E se Michela è stata resa innocua col ricovero a Villa dei Pini, Giuseppe è rimasto a piede libero, circondato da
compagnie sempre peggiori fino ad un tremendo fatto di cronaca rimbalzato su tutti i giornali locali. «E nemmeno
in quel caso il Magistrato titolare dei fascicoli a suo carico prese provvedimenti. Io so che gli Agenti della Questura
avessero chiesto che venisse trattenuto ma niente da fare». La via crucis di Maria, a questo punto, dagli uffici
comunali passa ai corridoi del Tribunale di Avellino dove il pm non faceva altro che ripetermi che non c’erano
abbastanza elementi a carico di mio figlio e che io dovessi continuare con le querele e le denunce». Un fascicolo di
carte che non si contano. «Ci sono state persone, poche per la verità, che in Procura hanno cercato di consigliarmi
ed aiutarmi.
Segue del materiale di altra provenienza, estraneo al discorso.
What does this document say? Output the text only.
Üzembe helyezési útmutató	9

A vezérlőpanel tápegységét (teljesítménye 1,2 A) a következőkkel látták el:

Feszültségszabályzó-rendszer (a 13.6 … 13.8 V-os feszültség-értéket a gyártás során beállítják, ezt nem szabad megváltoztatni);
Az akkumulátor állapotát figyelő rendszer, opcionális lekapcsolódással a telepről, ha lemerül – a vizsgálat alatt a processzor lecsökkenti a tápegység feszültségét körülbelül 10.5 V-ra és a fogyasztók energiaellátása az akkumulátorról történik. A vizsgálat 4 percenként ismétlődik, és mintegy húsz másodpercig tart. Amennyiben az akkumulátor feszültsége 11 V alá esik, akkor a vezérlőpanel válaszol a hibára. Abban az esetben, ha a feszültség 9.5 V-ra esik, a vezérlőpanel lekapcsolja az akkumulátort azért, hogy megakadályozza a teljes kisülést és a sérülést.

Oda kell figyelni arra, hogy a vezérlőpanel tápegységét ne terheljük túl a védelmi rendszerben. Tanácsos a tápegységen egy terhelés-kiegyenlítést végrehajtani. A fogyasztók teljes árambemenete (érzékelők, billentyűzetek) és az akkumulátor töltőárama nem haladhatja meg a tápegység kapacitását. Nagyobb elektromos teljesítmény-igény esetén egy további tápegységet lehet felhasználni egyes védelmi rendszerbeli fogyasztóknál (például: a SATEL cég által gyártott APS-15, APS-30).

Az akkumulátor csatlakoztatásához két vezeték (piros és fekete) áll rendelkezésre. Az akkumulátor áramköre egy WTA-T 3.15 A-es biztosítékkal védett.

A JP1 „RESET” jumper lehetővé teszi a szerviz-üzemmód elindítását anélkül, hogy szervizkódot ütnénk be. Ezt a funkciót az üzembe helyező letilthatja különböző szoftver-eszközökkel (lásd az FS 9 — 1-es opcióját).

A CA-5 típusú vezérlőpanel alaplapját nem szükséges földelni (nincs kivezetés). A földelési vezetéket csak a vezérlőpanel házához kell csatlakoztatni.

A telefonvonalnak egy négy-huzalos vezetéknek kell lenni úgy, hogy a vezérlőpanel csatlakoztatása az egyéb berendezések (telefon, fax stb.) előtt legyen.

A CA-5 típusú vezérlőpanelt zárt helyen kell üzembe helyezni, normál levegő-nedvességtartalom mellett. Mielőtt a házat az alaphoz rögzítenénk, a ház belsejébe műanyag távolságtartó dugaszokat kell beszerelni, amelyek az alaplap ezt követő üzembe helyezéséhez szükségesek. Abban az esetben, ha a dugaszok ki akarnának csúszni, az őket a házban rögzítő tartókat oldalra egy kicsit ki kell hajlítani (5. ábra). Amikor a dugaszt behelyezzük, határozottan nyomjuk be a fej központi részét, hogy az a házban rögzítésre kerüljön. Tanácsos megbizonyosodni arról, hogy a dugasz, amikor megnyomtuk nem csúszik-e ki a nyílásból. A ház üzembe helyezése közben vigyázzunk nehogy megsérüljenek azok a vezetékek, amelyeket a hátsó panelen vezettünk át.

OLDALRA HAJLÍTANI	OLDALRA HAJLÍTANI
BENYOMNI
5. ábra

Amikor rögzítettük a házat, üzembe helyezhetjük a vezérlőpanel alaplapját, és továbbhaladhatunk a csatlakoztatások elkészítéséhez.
Alla fine, non sapendo più cosa fare, ho iniziato a stazionare davanti all’ufficio del Procuratore
Cantelmo col quale una volta riuscii a parlare: fu così cordiale con me, mi ascoltò mentre camminavamo verso il
suo ufficio e mi disse che avrebbe verificato cosa poter fare».
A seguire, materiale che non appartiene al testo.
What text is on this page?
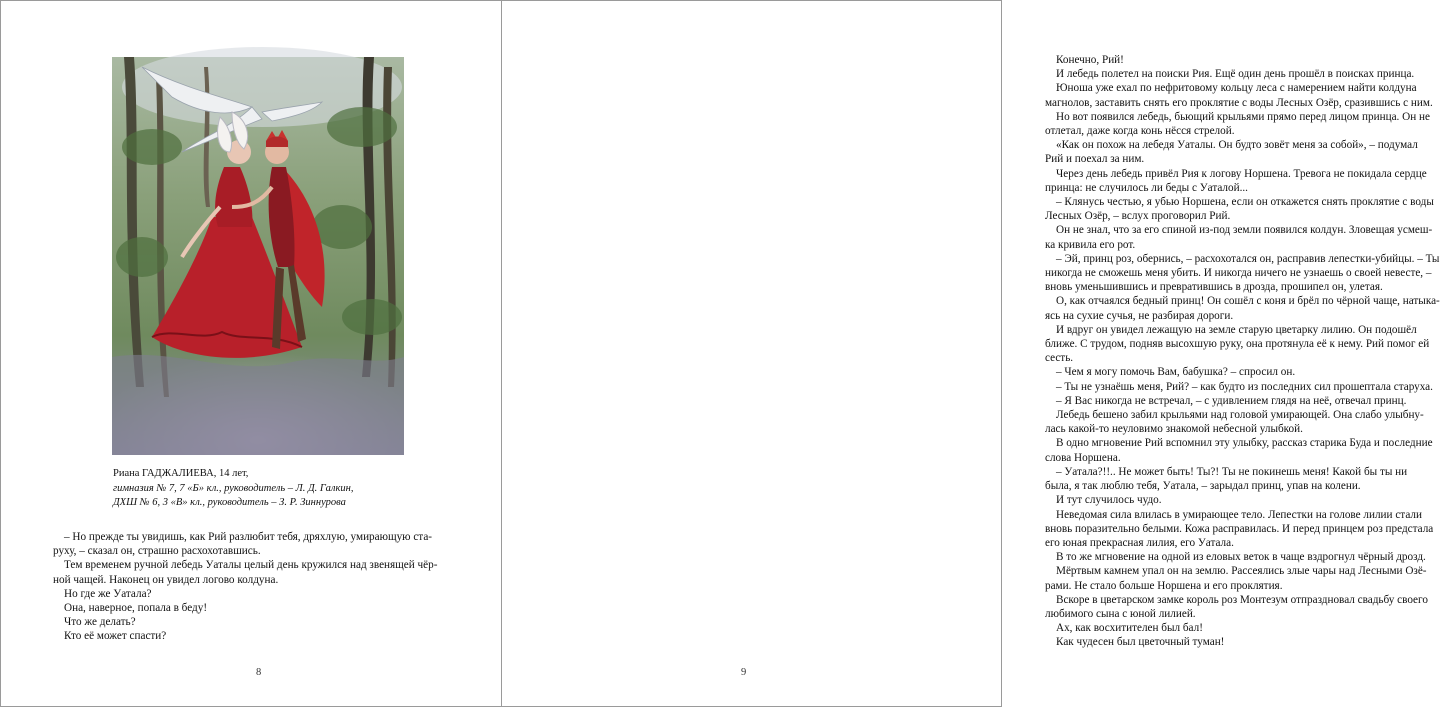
Риана ГАДЖАЛИЕВА, 14 лет,
гимназия № 7, 7 «Б» кл., руководитель – Л. Д. Галкин,
ДХШ № 6, 3 «В» кл., руководитель – З. Р. Зиннурова

– Но прежде ты увидишь, как Рий разлюбит тебя, дряхлую, умирающую ста-

руху, – сказал он, страшно расхохотавшись.

Тем временем ручной лебедь Уаталы целый день кружился над звенящей чёр-

ной чащей. Наконец он увидел логово колдуна.

Но где же Уатала?

Она, наверное, попала в беду!

Что же делать?

Кто её может спасти?

8

Конечно, Рий!

И лебедь полетел на поиски Рия. Ещё один день прошёл в поисках принца.

Юноша уже ехал по нефритовому кольцу леса с намерением найти колдуна

магнолов, заставить снять его проклятие с воды Лесных Озёр, сразившись с ним.

Но вот появился лебедь, бьющий крыльями прямо перед лицом принца. Он не

отлетал, даже когда конь нёсся стрелой.

«Как он похож на лебедя Уаталы. Он будто зовёт меня за собой», – подумал

Рий и поехал за ним.

Через день лебедь привёл Рия к логову Норшена. Тревога не покидала сердце

принца: не случилось ли беды с Уаталой...

– Клянусь честью, я убью Норшена, если он откажется снять проклятие с воды

Лесных Озёр, – вслух проговорил Рий.

Он не знал, что за его спиной из-под земли появился колдун. Зловещая усмеш-

ка кривила его рот.

– Эй, принц роз, обернись, – расхохотался он, расправив лепестки-убийцы. – Ты

никогда не сможешь меня убить. И никогда ничего не узнаешь о своей невесте, –

вновь уменьшившись и превратившись в дрозда, прошипел он, улетая.

О, как отчаялся бедный принц! Он сошёл с коня и брёл по чёрной чаще, натыка-

ясь на сухие сучья, не разбирая дороги.

И вдруг он увидел лежащую на земле старую цветарку лилию. Он подошёл

ближе. С трудом, подняв высохшую руку, она протянула её к нему. Рий помог ей

сесть.

– Чем я могу помочь Вам, бабушка? – спросил он.

– Ты не узнаёшь меня, Рий? – как будто из последних сил прошептала старуха.

– Я Вас никогда не встречал, – с удивлением глядя на неё, отвечал принц.

Лебедь бешено забил крыльями над головой умирающей. Она слабо улыбну-

лась какой-то неуловимо знакомой небесной улыбкой.

В одно мгновение Рий вспомнил эту улыбку, рассказ старика Буда и последние

слова Норшена.

– Уатала?!!.. Не может быть! Ты?! Ты не покинешь меня! Какой бы ты ни

была, я так люблю тебя, Уатала, – зарыдал принц, упав на колени.

И тут случилось чудо.

Неведомая сила влилась в умирающее тело. Лепестки на голове лилии стали

вновь поразительно белыми. Кожа расправилась. И перед принцем роз предстала

его юная прекрасная лилия, его Уатала.

В то же мгновение на одной из еловых веток в чаще вздрогнул чёрный дрозд.

Мёртвым камнем упал он на землю. Рассеялись злые чары над Лесными Озё-

рами. Не стало больше Норшена и его проклятия.

Вскоре в цветарском замке король роз Монтезум отпраздновал свадьбу своего

любимого сына с юной лилией.

Ах, как восхитителен был бал!

Как чудесен был цветочный туман!

9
Qualche tempo dopo è arrivata la misura che imponeva a Giuseppe di stare lontano dalla famiglia ma nulla di più:
le carte hanno continuato a languire fino ai più recenti fatti che hanno visto la macchina di Maria e Antonio
distrutta. Adesso Giuseppe è in carcere a Bellizzi, ma non si sa ancora per quanto e i genitori hanno paura perché
«se in Tribunale cominciano di nuovo a prendere la cosa sottogamba magari Giuseppe può tornare più aggressivo
di prima e allora cosa potrebbe accadere? Io non dico neanche a me e a mio marito ma ai bambini. In tutto questo
mare di indifferenza e irresponsabilità, di gente che si è voltata e si volta dall’altra parte, mi sento di ringraziare
solo gli agenti della Polizia e i militari dei Carabinieri, in particolare un Capitano (del grado non siamo certi) che
ultimamente ha preso a cuore questa storia, neutralizzando nostro figlio. Ma per il resto, dagli assistenti sociali, del
paese come del Comune di Avellino, al magistrato che per tanto tempo ha avuto tra le mani il fascicolo delle
denunce senza mai prendere provvedimenti non posso provare che tanta rabbia. Giustizia? Giustizia non ce n’è ma
chi fa del male deve pagare. Ora Giuseppe è in carcere ed è in attesa della condanna ma senza delle misure adatte
ad aiutarlo potrebbe tornare e più pericoloso di prima. I figli, invece, continuano ad aspettare il ritorno del padre e
chi ha la facoltà di intervenire per imporgli un trattamento, una cura o non so cosa, se non lo farà sarà
responsabile, prima di tutto e soprattutto, verso di loro».